I never really got on with the Walkman. Although small for its time it was still cumbersome and the novelty of music on the go quickly wore off. The mp3 player is less so but I realise that what I don't like is having music fed directly into my ears. I enjoy listening to music but also have a good memory for it and usually have something 'playing in my head'. The advantages of this are that I can't lose the player and it never runs out of batteries. And it nearly always plays something appropriate to the moment.
Living in Norfolk, a county not famous for dramatic topography, I tend not to recall tracks associated with vast panoramas. On a well-earned break in the Peak District last weekend I found myself revisiting The Who's 'I Can See For Miles' for the first time in at least a decade. It is a dramatic, uplifting piece of music and suited the splendid view from the top of The Roaches. (The curious lyric is about a boy who pretends to be blind so he can watch his girlfriend flirt and then complain to her about it afterwards. A psychologist would have a field day.)

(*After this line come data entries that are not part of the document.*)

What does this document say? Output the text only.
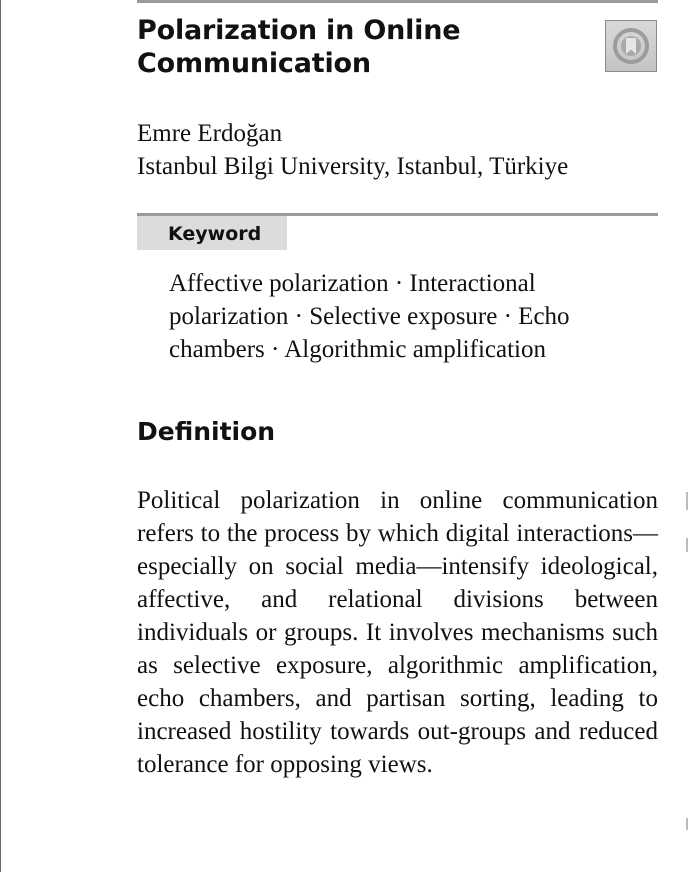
Polarization in Online Communication
Emre Erdoğan
Istanbul Bilgi University, Istanbul, Türkiye
Keyword

Affective polarization · Interactional polarization · Selective exposure · Echo chambers · Algorithmic amplification

Definition

Political polarization in online communication refers to the process by which digital interactions—especially on social media—intensify ideological, affective, and relational divisions between individuals or groups. It involves mechanisms such as selective exposure, algorithmic amplification, echo chambers, and partisan sorting, leading to increased hostility towards out-groups and reduced tolerance for opposing views.
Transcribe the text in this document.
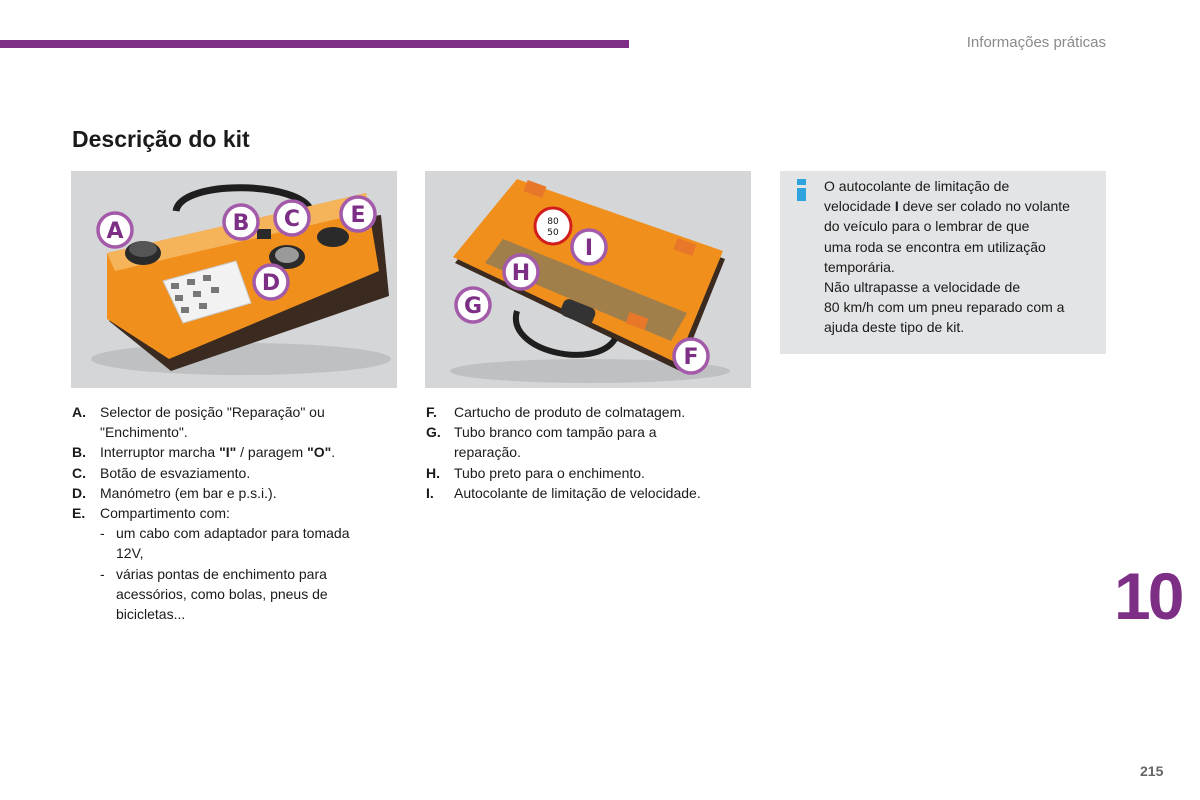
Informações práticas
Descrição do kit
A	B C E
D
80
50
I
H
G
F
O autocolante de limitação de
velocidade I deve ser colado no volante
do veículo para o lembrar de que
uma roda se encontra em utilização
temporária.
Não ultrapasse a velocidade de
80 km/h com um pneu reparado com a
ajuda deste tipo de kit.
A. Selector de posição "Reparação" ou
"Enchimento".
B. Interruptor marcha "I" / paragem "O".
C. Botão de esvaziamento.
D. Manómetro (em bar e p.s.i.).
E. Compartimento com:
- um cabo com adaptador para tomada
12V,
- várias pontas de enchimento para
acessórios, como bolas, pneus de
bicicletas...
F. Cartucho de produto de colmatagem.
G. Tubo branco com tampão para a
reparação.
H. Tubo preto para o enchimento.
I. Autocolante de limitação de velocidade.
10
215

The best part of the trip was a walk near Monyash before the weekend crowds arrived. There were times when I could hear nothing but the occasional bird. (Even the head-player switched itself off.) Living in a city there is always some man-made sound going on. Screening out the unwanted noise becomes second nature but still requires effort. What I needed most was the sound of silence and that afternoon it came like rain to a desert.
And then of course, this being England in October, it really did rain. But beautifully.